Oxygen storage capacity of Sr3Fe2O7−δ having high structural stability

Abstract

The present study proves that Sr₃Fe₂O_6.75 has high performance for oxygen storage capacity as well as high structural stability under severe reduction conditions. The H₂ reduction of Sr₃Fe₂O_6.75 at 1223 K results in the formation of Sr₃Fe₂O₆, whereas SrFeO_2.84 easily decomposes to Sr₃Fe₂O₆ and Fe metal by the same treatment. The structural framework of Sr₃Fe₂O_6.75 is identical to that of Sr₃Fe₂O₆ bearing a space group of I4/mmm. In the crystal structure of Sr₃Fe₂O_6.75, three oxygen sites (8g, 4e and 2a) exist. Among these, only oxygen ions in the 2a site are eliminated by the H₂ reduction.
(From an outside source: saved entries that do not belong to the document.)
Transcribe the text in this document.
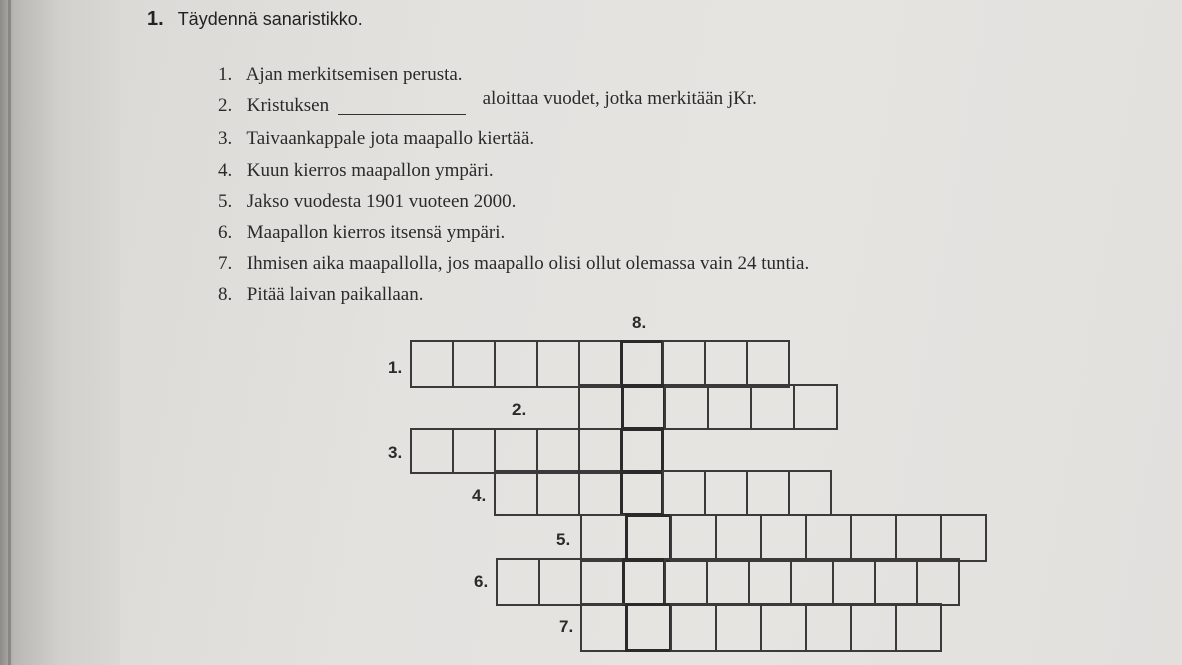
1. Täydennä sanaristikko.
1. Ajan merkitsemisen perusta.
2. Kristuksen	aloittaa vuodet, jotka merkitään jKr.
3. Taivaankappale jota maapallo kiertää.
4. Kuun kierros maapallon ympäri.
5. Jakso vuodesta 1901 vuoteen 2000.
6. Maapallon kierros itsensä ympäri.
7. Ihmisen aika maapallolla, jos maapallo olisi ollut olemassa vain 24 tuntia.
8. Pitää laivan paikallaan.
8.
1.
2.
3.
4.
5.
6.
7.
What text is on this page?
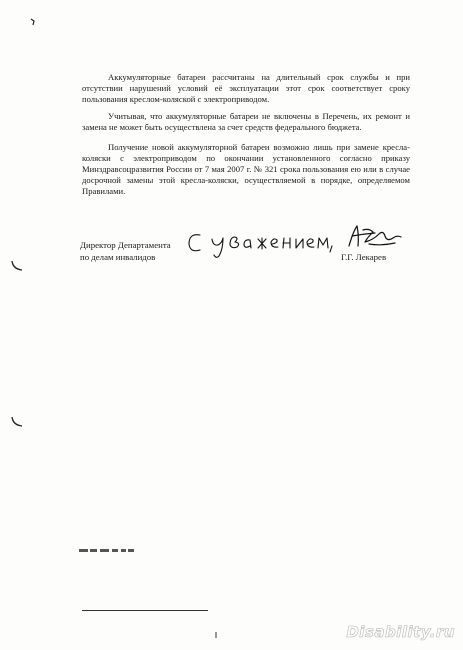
Аккумуляторные батареи рассчитаны на длительный срок службы и при отсутствии нарушений условий её эксплуатации этот срок соответствует сроку пользования креслом-коляской с электроприводом.

Учитывая, что аккумуляторные батареи не включены в Перечень, их ремонт и замена не может быть осуществлена за счет средств федерального бюджета.

Получение новой аккумуляторной батареи возможно лишь при замене кресла-коляски с электроприводом по окончании установленного согласно приказу Минздравсоцразвития России от 7 мая 2007 г. № 321 срока пользования ею или в случае досрочной замены этой кресла-коляски, осуществляемой в порядке, определяемом Правилами.

Директор Департамента
по делам инвалидов	Г.Г. Лекарев
Disability.ru
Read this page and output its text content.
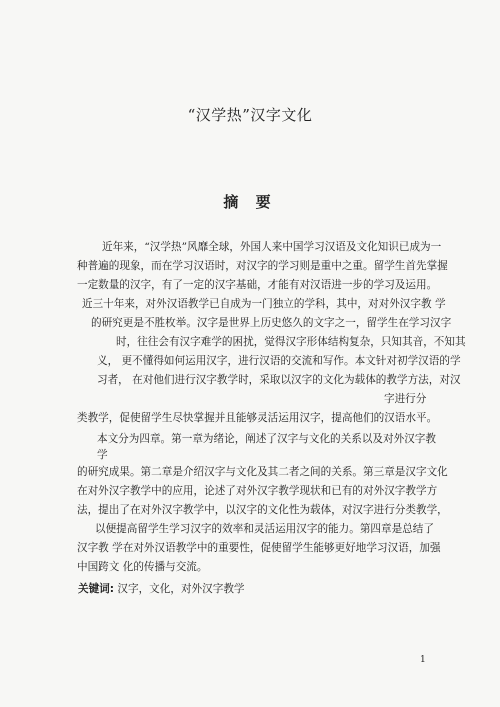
“汉学热”汉字文化
摘 要
近年来，“汉学热”风靡全球，外国人来中国学习汉语及文化知识已成为一
种普遍的现象，而在学习汉语时，对汉字的学习则是重中之重。留学生首先掌握
一定数量的汉字，有了一定的汉字基础，才能有对汉语进一步的学习及运用。
近三十年来，对外汉语教学已自成为一门独立的学科，其中，对对外汉字教 学
的研究更是不胜枚举。汉字是世界上历史悠久的文字之一，留学生在学习汉字
时，往往会有汉字难学的困扰，觉得汉字形体结构复杂，只知其音，不知其
义， 更不懂得如何运用汉字，进行汉语的交流和写作。本文针对初学汉语的学
习者， 在对他们进行汉字教学时，采取以汉字的文化为载体的教学方法，对汉
字进行分
类教学，促使留学生尽快掌握并且能够灵活运用汉字，提高他们的汉语水平。
本文分为四章。第一章为绪论，阐述了汉字与文化的关系以及对外汉字教
学
的研究成果。第二章是介绍汉字与文化及其二者之间的关系。第三章是汉字文化
在对外汉字教学中的应用，论述了对外汉字教学现状和已有的对外汉字教学方
法，提出了在对外汉字教学中，以汉字的文化性为载体，对汉字进行分类教学，
以便提高留学生学习汉字的效率和灵活运用汉字的能力。第四章是总结了
汉字教 学在对外汉语教学中的重要性，促使留学生能够更好地学习汉语，加强
中国跨文 化的传播与交流。
关键词: 汉字，文化，对外汉字教学
1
The result unequivocally indicates that Sr₃Fe₂O_6.75 is topotactically reduced to Sr₃Fe₂O₆. The reversible redox cycles between Sr₃Fe₂O_6.75 and Sr₃Fe₂O₆ take place at a higher temperature above 773 K. The observation correlates with the topotactic oxygen intake/release ability between Sr₃Fe₂O_6.75 and Sr₃Fe₂O₆. The oxygen storage capacity of Sr₃Fe₂O_6.75 and its response rate are higher than those of the conventional Pt/Ce₂Zr₂O₈ even in the absence of Pt loading. Thus, Sr₃Fe₂O_7−δ must be of great promise as novel oxygen storage materials.